Una tercera respuesta puede resumirse en la consigna: "Vuelta a la ortodoxia marxista". En estos años se constata un intéres renovado por la obra de Marx, sobre todo por una lectura apropiada a la nueva situación. Si en la Europa occidental ha fracasado la revolución socialista, la culpa sería de la socialdemocracia en la primera posguerra y de los comunistas en la segunda. Socialistas y comunistas se habrían alejado igualmente del marxismo: los primeros incluso habían acabado por suprimirlo, y los segundos lo habían congelado dogmáticamente para mejor servir los intereses oscilantes de la burocracia soviética dominante. En esta angustiosa búsqueda del auténtico marxismo de Marx, algunos lo ven encamado en la China de Mao, otros en Trotski, con sus distintas corrientes de la siempre infalible Cuarta Internacional, multiplicándose como setas en primavera los partidos y grupitos que aspiran a encarnar cada uno, el verdadero partido revolucionario marxista de la clase obrera. Estos partidos desaparecen prácticamente al comienzo de la década de los ochenta, pero dado el grado de sectarismo dogmático que acumularon, dejaron una especie de vacuna contra el dogmatismo que ha venido muy bien a la nueva izquierda.

La cuarta y última respuesta es sin duda la más original y la que se revela con mayor capacidad de mudanza. Parte de subrayar la dimensión política de lo privado para concluir que, si lo que se quiere es modificar la sociedad para mejorar lo cotidiano, y se comprueba que la sociedad en bloque no se deja cambiar tan fácilmente, cabe invertir los términos, empezando por lo que tenemos más a mano, es decir, nuestra propia vida, librándola de los objetivos y compulsiones que la sociedad impone. Estamos socialmente programados para comportarnos de determinada forma, internalizados los valores sociales como si fuesen personales; pero si intelectualmente nos hemos librado de las pautas sociales dominantes, lo primero que tenemos que hacer es organizar nuestra vida según los principios de libertad y de democracia que proclamamos para el conjunto social. Pues bien, esta actitud ha venido en llamarse alternativa, y comporta un doble sentido: vivir de otra forma, desde otros valores; combatir de otra forma la sociedad enajenante, rompiendo con los moldes de la izquierda tradicional, revolucionaria o reformista.

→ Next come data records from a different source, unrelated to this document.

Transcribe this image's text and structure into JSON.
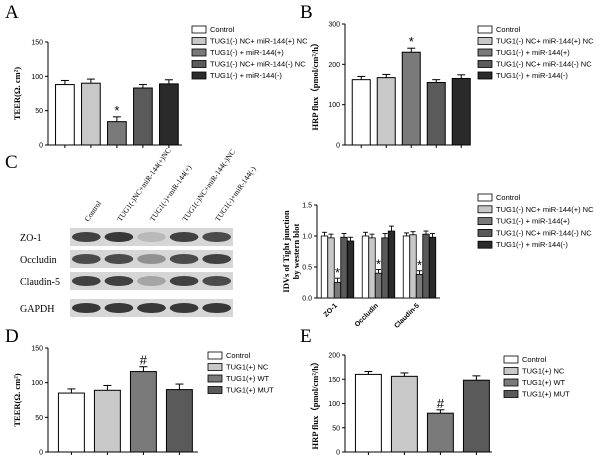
{
  "colors": {
    "Control": "#ffffff",
    "c1": "#c8c8c8",
    "c2": "#7a7a7a",
    "c3": "#5a5a5a",
    "c4": "#2a2a2a"
  },
  "chart_data": [
    {
      "id": "A",
      "panel_label": "A",
      "type": "bar",
      "ylabel": "TEER(Ω. cm²)",
      "ylim": [
        0,
        150
      ],
      "yticks": [
        0,
        50,
        100,
        150
      ],
      "categories": [
        "Control",
        "TUG1(-) NC+ miR-144(+) NC",
        "TUG1(-) + miR-144(+)",
        "TUG1(-) NC+ miR-144(-) NC",
        "TUG1(-) + miR-144(-)"
      ],
      "values": [
        88,
        90,
        34,
        83,
        89
      ],
      "errors": [
        6,
        6,
        7,
        5,
        6
      ],
      "significance": [
        "",
        "",
        "*",
        "",
        ""
      ],
      "legend": [
        "Control",
        "TUG1(-) NC+ miR-144(+) NC",
        "TUG1(-) + miR-144(+)",
        "TUG1(-) NC+ miR-144(-) NC",
        "TUG1(-) + miR-144(-)"
      ],
      "legend_position": "right"
    },
    {
      "id": "B",
      "panel_label": "B",
      "type": "bar",
      "ylabel": "HRP flux（pmol/cm²/h）",
      "ylim": [
        0,
        300
      ],
      "yticks": [
        0,
        100,
        200,
        300
      ],
      "categories": [
        "Control",
        "TUG1(-) NC+ miR-144(+) NC",
        "TUG1(-) + miR-144(+)",
        "TUG1(-) NC+ miR-144(-) NC",
        "TUG1(-) + miR-144(-)"
      ],
      "values": [
        162,
        167,
        230,
        155,
        165
      ],
      "errors": [
        8,
        8,
        10,
        7,
        9
      ],
      "significance": [
        "",
        "",
        "*",
        "",
        ""
      ],
      "legend": [
        "Control",
        "TUG1(-) NC+ miR-144(+) NC",
        "TUG1(-) + miR-144(+)",
        "TUG1(-) NC+ miR-144(-) NC",
        "TUG1(-) + miR-144(-)"
      ],
      "legend_position": "right"
    },
    {
      "id": "C",
      "panel_label": "C",
      "type": "bar",
      "ylabel": "IDVs of Tight junction by western blot",
      "ylim": [
        0,
        1.5
      ],
      "yticks": [
        0.0,
        0.5,
        1.0,
        1.5
      ],
      "categories": [
        "ZO-1",
        "Occludin",
        "Claudin-5"
      ],
      "series": [
        {
          "name": "Control",
          "values": [
            1.0,
            1.0,
            1.0
          ],
          "errors": [
            0.06,
            0.06,
            0.05
          ],
          "sig": [
            "",
            "",
            ""
          ]
        },
        {
          "name": "TUG1(-) NC+ miR-144(+) NC",
          "values": [
            0.97,
            0.97,
            1.02
          ],
          "errors": [
            0.06,
            0.06,
            0.05
          ],
          "sig": [
            "",
            "",
            ""
          ]
        },
        {
          "name": "TUG1(-) + miR-144(+)",
          "values": [
            0.25,
            0.4,
            0.38
          ],
          "errors": [
            0.07,
            0.06,
            0.06
          ],
          "sig": [
            "*",
            "*",
            "*"
          ]
        },
        {
          "name": "TUG1(-) NC+ miR-144(-) NC",
          "values": [
            0.98,
            0.97,
            1.03
          ],
          "errors": [
            0.06,
            0.07,
            0.05
          ],
          "sig": [
            "",
            "",
            ""
          ]
        },
        {
          "name": "TUG1(-) + miR-144(-)",
          "values": [
            0.92,
            1.08,
            0.98
          ],
          "errors": [
            0.06,
            0.08,
            0.06
          ],
          "sig": [
            "",
            "",
            ""
          ]
        }
      ],
      "legend": [
        "Control",
        "TUG1(-) NC+ miR-144(+) NC",
        "TUG1(-) + miR-144(+)",
        "TUG1(-) NC+ miR-144(-) NC",
        "TUG1(-) + miR-144(-)"
      ],
      "legend_position": "top-right"
    },
    {
      "id": "D",
      "panel_label": "D",
      "type": "bar",
      "ylabel": "TEER(Ω. cm²)",
      "ylim": [
        0,
        150
      ],
      "yticks": [
        0,
        50,
        100,
        150
      ],
      "categories": [
        "Control",
        "TUG1(+) NC",
        "TUG1(+) WT",
        "TUG1(+) MUT"
      ],
      "values": [
        85,
        89,
        116,
        90
      ],
      "errors": [
        6,
        7,
        7,
        8
      ],
      "significance": [
        "",
        "",
        "#",
        ""
      ],
      "legend": [
        "Control",
        "TUG1(+) NC",
        "TUG1(+) WT",
        "TUG1(+) MUT"
      ],
      "legend_position": "right"
    },
    {
      "id": "E",
      "panel_label": "E",
      "type": "bar",
      "ylabel": "HRP flux（pmol/cm²/h）",
      "ylim": [
        0,
        200
      ],
      "yticks": [
        0,
        50,
        100,
        150,
        200
      ],
      "categories": [
        "Control",
        "TUG1(+) NC",
        "TUG1(+) WT",
        "TUG1(+) MUT"
      ],
      "values": [
        160,
        156,
        80,
        148
      ],
      "errors": [
        6,
        7,
        7,
        9
      ],
      "significance": [
        "",
        "",
        "#",
        ""
      ],
      "legend": [
        "Control",
        "TUG1(+) NC",
        "TUG1(+) WT",
        "TUG1(+) MUT"
      ],
      "legend_position": "right"
    }
  ],
  "western_blot": {
    "lanes": [
      "Control",
      "TUG1(-)NC+miR-144(+)NC",
      "TUG1(-)+miR-144(+)",
      "TUG1(-)NC+miR-144(-)NC",
      "TUG1(-)+miR-144(-)"
    ],
    "rows": [
      {
        "name": "ZO-1",
        "intensity": [
          0.85,
          0.9,
          0.25,
          0.85,
          0.8
        ]
      },
      {
        "name": "Occludin",
        "intensity": [
          0.8,
          0.8,
          0.45,
          0.8,
          0.85
        ]
      },
      {
        "name": "Claudin-5",
        "intensity": [
          0.85,
          0.85,
          0.35,
          0.85,
          0.8
        ]
      },
      {
        "name": "GAPDH",
        "intensity": [
          0.9,
          0.9,
          0.9,
          0.9,
          0.9
        ]
      }
    ]
  }
}
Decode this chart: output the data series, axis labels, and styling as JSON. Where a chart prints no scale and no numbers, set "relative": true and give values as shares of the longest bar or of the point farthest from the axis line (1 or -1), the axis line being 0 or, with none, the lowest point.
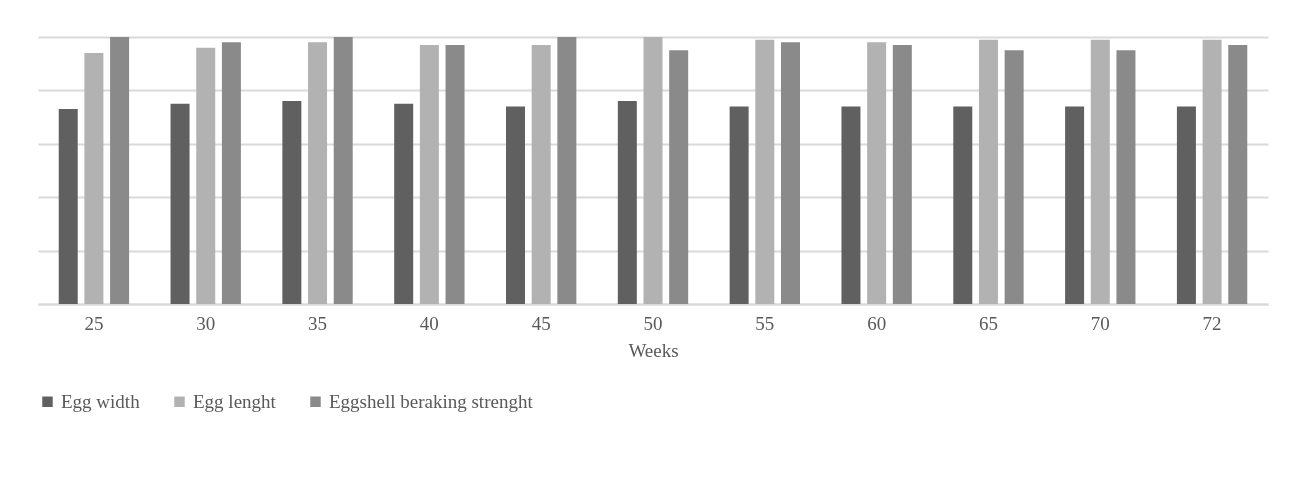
{
  "chart_data": {
    "type": "bar",
    "relative": true,
    "xlabel": "Weeks",
    "categories": [
      "25",
      "30",
      "35",
      "40",
      "45",
      "50",
      "55",
      "60",
      "65",
      "70",
      "72"
    ],
    "series": [
      {
        "name": "Egg width",
        "color": "#606060",
        "values": [
          0.73,
          0.75,
          0.76,
          0.75,
          0.74,
          0.76,
          0.74,
          0.74,
          0.74,
          0.74,
          0.74
        ]
      },
      {
        "name": "Egg lenght",
        "color": "#b2b2b2",
        "values": [
          0.94,
          0.96,
          0.98,
          0.97,
          0.97,
          1,
          0.99,
          0.98,
          0.99,
          0.99,
          0.99
        ]
      },
      {
        "name": "Eggshell beraking strenght",
        "color": "#8a8a8a",
        "values": [
          1,
          0.98,
          1,
          0.97,
          1,
          0.95,
          0.98,
          0.97,
          0.95,
          0.95,
          0.97
        ]
      }
    ],
    "grid": true,
    "legend": "bottom"
  }
}
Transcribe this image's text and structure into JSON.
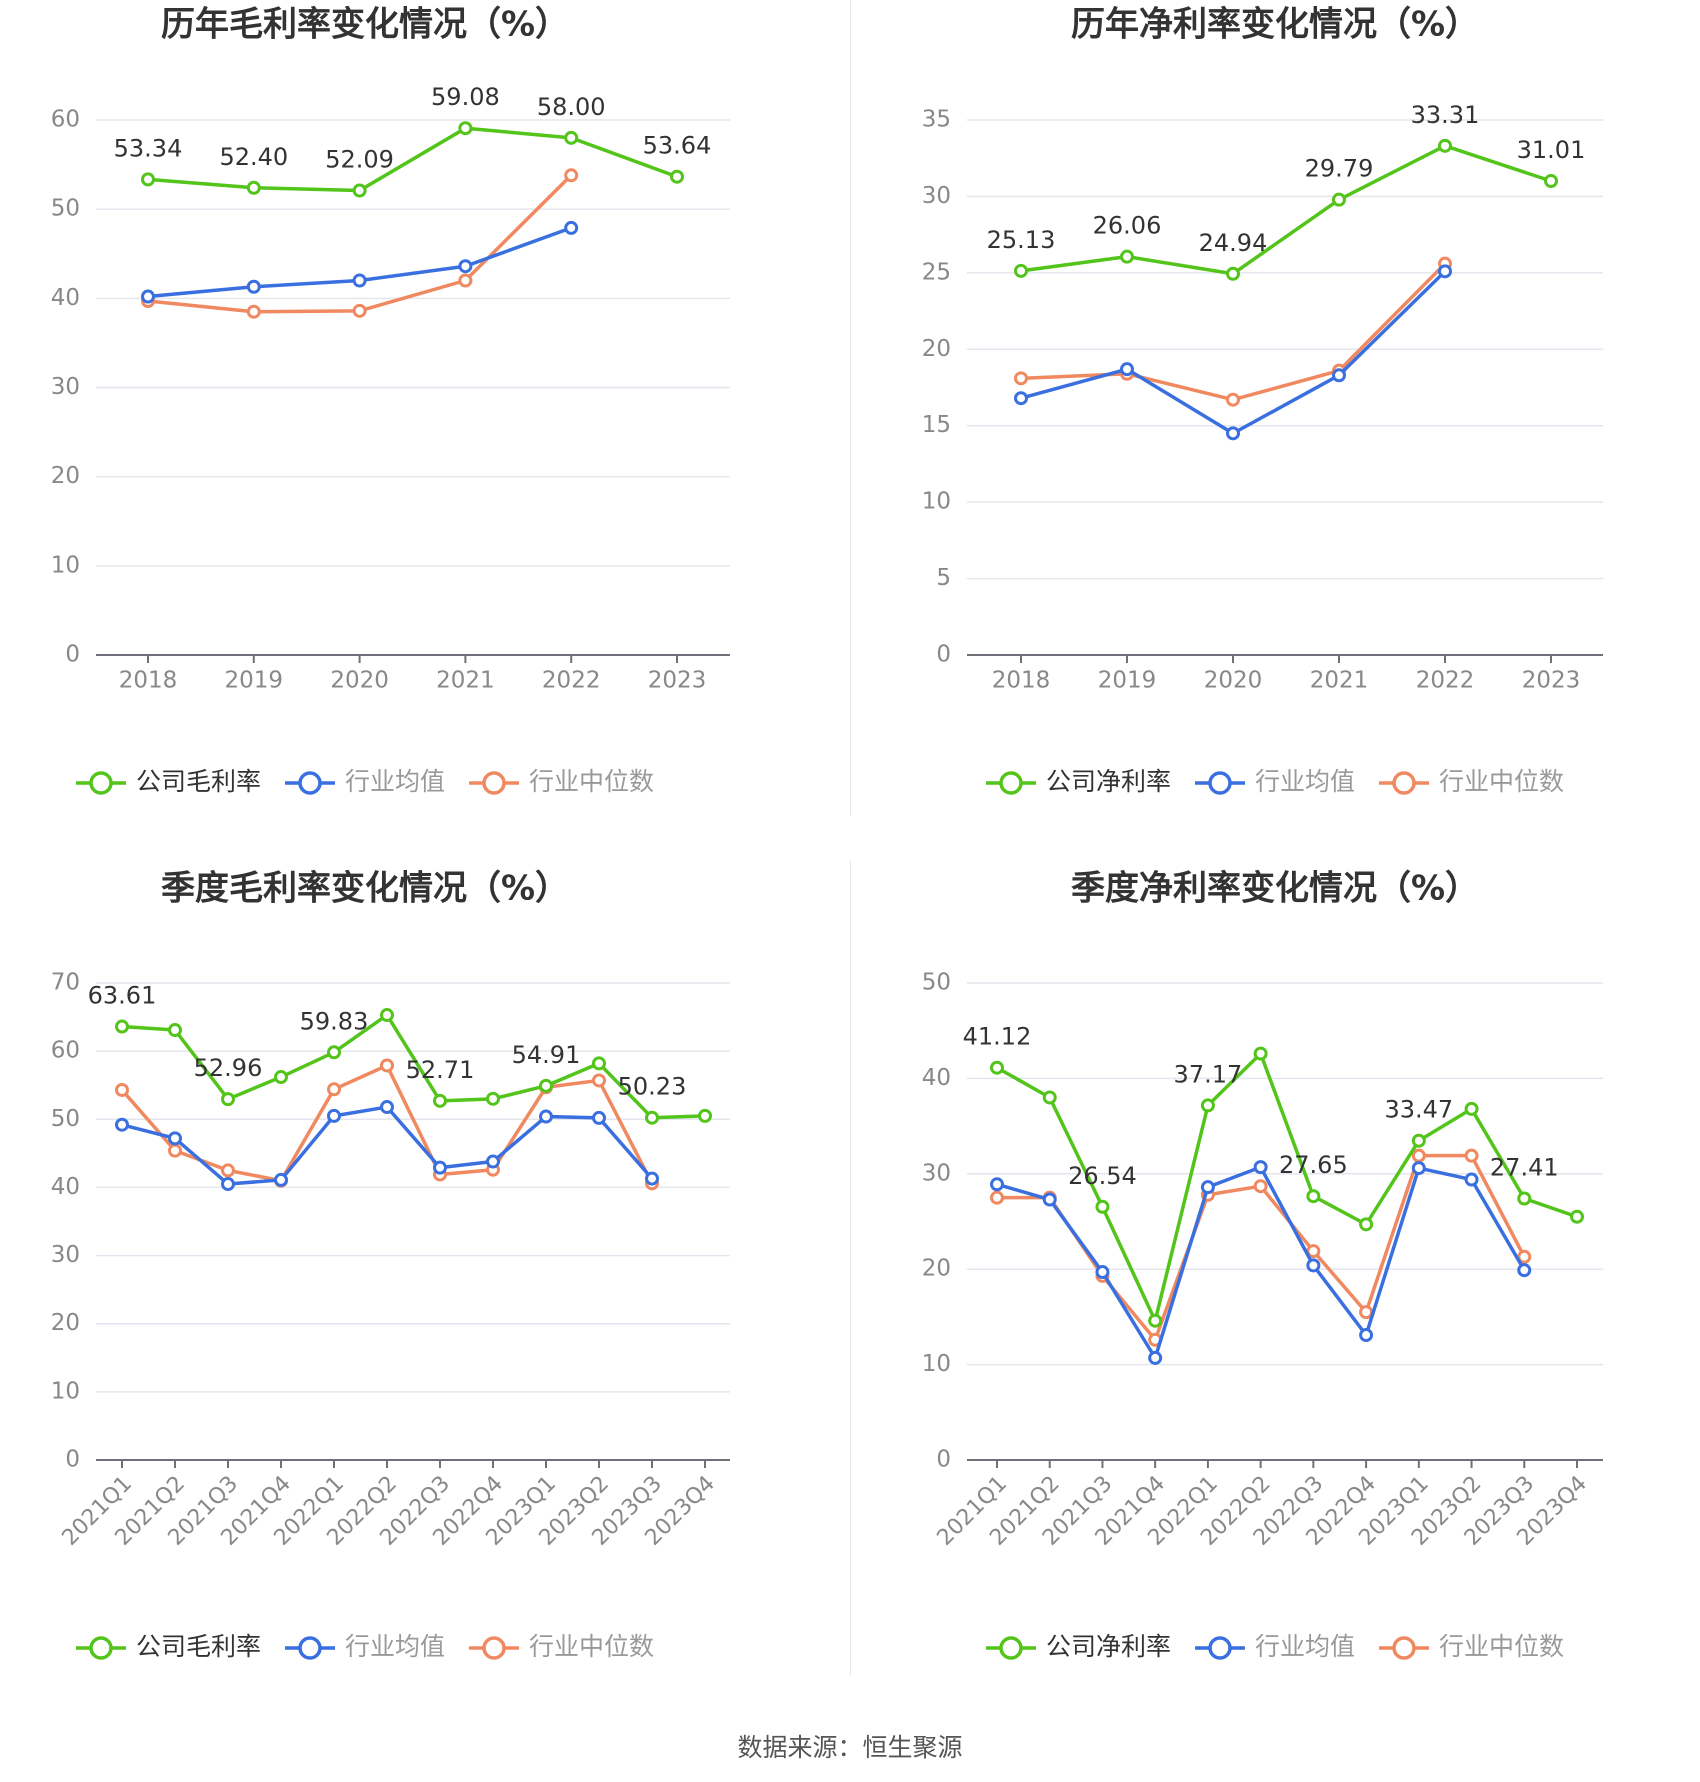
{
  "source": "数据来源：恒生聚源",
  "colors": {
    "company": "#52c41a",
    "avg": "#3a6fe0",
    "median": "#f08860"
  },
  "chart_data": [
    {
      "type": "line",
      "title": "历年毛利率变化情况（%）",
      "categories": [
        "2018",
        "2019",
        "2020",
        "2021",
        "2022",
        "2023"
      ],
      "ylim": [
        0,
        60
      ],
      "yticks": [
        0,
        10,
        20,
        30,
        40,
        50,
        60
      ],
      "grid": true,
      "legend_position": "bottom",
      "series": [
        {
          "name": "公司毛利率",
          "role": "company",
          "values": [
            53.34,
            52.4,
            52.09,
            59.08,
            58.0,
            53.64
          ],
          "labels": [
            "53.34",
            "52.40",
            "52.09",
            "59.08",
            "58.00",
            "53.64"
          ]
        },
        {
          "name": "行业均值",
          "role": "avg",
          "values": [
            40.2,
            41.3,
            42.0,
            43.6,
            47.9,
            null
          ]
        },
        {
          "name": "行业中位数",
          "role": "median",
          "values": [
            39.7,
            38.5,
            38.6,
            42.0,
            53.8,
            null
          ]
        }
      ]
    },
    {
      "type": "line",
      "title": "历年净利率变化情况（%）",
      "categories": [
        "2018",
        "2019",
        "2020",
        "2021",
        "2022",
        "2023"
      ],
      "ylim": [
        0,
        35
      ],
      "yticks": [
        0,
        5,
        10,
        15,
        20,
        25,
        30,
        35
      ],
      "grid": true,
      "legend_position": "bottom",
      "series": [
        {
          "name": "公司净利率",
          "role": "company",
          "values": [
            25.13,
            26.06,
            24.94,
            29.79,
            33.31,
            31.01
          ],
          "labels": [
            "25.13",
            "26.06",
            "24.94",
            "29.79",
            "33.31",
            "31.01"
          ]
        },
        {
          "name": "行业均值",
          "role": "avg",
          "values": [
            16.8,
            18.7,
            14.5,
            18.3,
            25.1,
            null
          ]
        },
        {
          "name": "行业中位数",
          "role": "median",
          "values": [
            18.1,
            18.4,
            16.7,
            18.6,
            25.6,
            null
          ]
        }
      ]
    },
    {
      "type": "line",
      "title": "季度毛利率变化情况（%）",
      "categories": [
        "2021Q1",
        "2021Q2",
        "2021Q3",
        "2021Q4",
        "2022Q1",
        "2022Q2",
        "2022Q3",
        "2022Q4",
        "2023Q1",
        "2023Q2",
        "2023Q3",
        "2023Q4"
      ],
      "ylim": [
        0,
        70
      ],
      "yticks": [
        0,
        10,
        20,
        30,
        40,
        50,
        60,
        70
      ],
      "grid": true,
      "legend_position": "bottom",
      "rotate_x_labels": true,
      "series": [
        {
          "name": "公司毛利率",
          "role": "company",
          "values": [
            63.61,
            63.1,
            52.96,
            56.2,
            59.83,
            65.3,
            52.71,
            53.0,
            54.91,
            58.2,
            50.23,
            50.5
          ],
          "labels": [
            "63.61",
            "",
            "52.96",
            "",
            "59.83",
            "",
            "52.71",
            "",
            "54.91",
            "",
            "50.23",
            ""
          ]
        },
        {
          "name": "行业均值",
          "role": "avg",
          "values": [
            49.2,
            47.2,
            40.5,
            41.1,
            50.5,
            51.8,
            42.9,
            43.8,
            50.4,
            50.2,
            41.3,
            null
          ]
        },
        {
          "name": "行业中位数",
          "role": "median",
          "values": [
            54.3,
            45.4,
            42.5,
            41.0,
            54.4,
            57.9,
            41.9,
            42.6,
            54.7,
            55.7,
            40.6,
            null
          ]
        }
      ]
    },
    {
      "type": "line",
      "title": "季度净利率变化情况（%）",
      "categories": [
        "2021Q1",
        "2021Q2",
        "2021Q3",
        "2021Q4",
        "2022Q1",
        "2022Q2",
        "2022Q3",
        "2022Q4",
        "2023Q1",
        "2023Q2",
        "2023Q3",
        "2023Q4"
      ],
      "ylim": [
        0,
        50
      ],
      "yticks": [
        0,
        10,
        20,
        30,
        40,
        50
      ],
      "grid": true,
      "legend_position": "bottom",
      "rotate_x_labels": true,
      "series": [
        {
          "name": "公司净利率",
          "role": "company",
          "values": [
            41.12,
            38.0,
            26.54,
            14.6,
            37.17,
            42.6,
            27.65,
            24.7,
            33.47,
            36.8,
            27.41,
            25.5
          ],
          "labels": [
            "41.12",
            "",
            "26.54",
            "",
            "37.17",
            "",
            "27.65",
            "",
            "33.47",
            "",
            "27.41",
            ""
          ]
        },
        {
          "name": "行业均值",
          "role": "avg",
          "values": [
            28.9,
            27.3,
            19.7,
            10.7,
            28.6,
            30.7,
            20.4,
            13.1,
            30.6,
            29.4,
            19.9,
            null
          ]
        },
        {
          "name": "行业中位数",
          "role": "median",
          "values": [
            27.5,
            27.5,
            19.3,
            12.6,
            27.8,
            28.7,
            21.9,
            15.5,
            31.9,
            31.9,
            21.3,
            null
          ]
        }
      ]
    }
  ]
}
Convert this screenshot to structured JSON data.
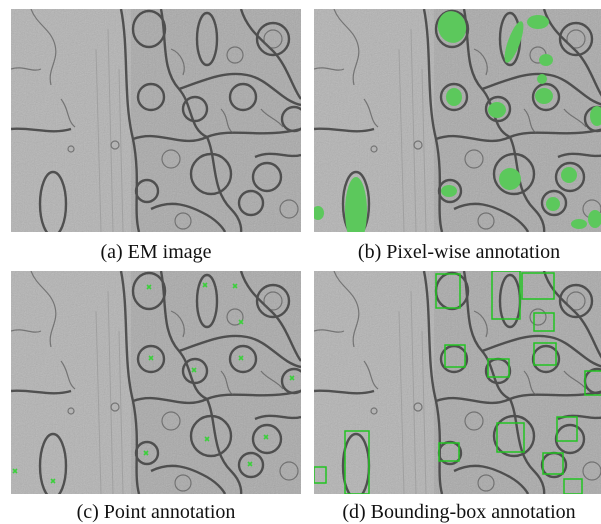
{
  "figure": {
    "captions": {
      "a": "(a) EM image",
      "b": "(b) Pixel-wise annotation",
      "c": "(c) Point annotation",
      "d": "(d) Bounding-box annotation"
    },
    "colors": {
      "tissue": "#a9a9a9",
      "membrane": "#3f3f3f",
      "mitochondria_fill": "#5cc85c",
      "point_marker": "#3ccf3c",
      "bbox_stroke": "#22c422"
    }
  }
}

En los ochenta convergen el movimiento alternativo, el pacifismo y el ecologismo, amalgamándose en lo que llamamos los verdes o la nueva izquierda. Su programa ya no es específico de clase, al descubrir un interés común y primario para toda la sociedad: sobrevivir. Ello implica, por lo pronto, evitar las dos catástrofes que conlleva la sociedad industrial expansionista, al este como al oeste: el enfrentamiento atómico y la degeneración ecológica. El que la humanidad sobreviva depende de un cambio radical de valores que orientan su conducta privada y colectiva, creando nuevas formas de producción y de consumo.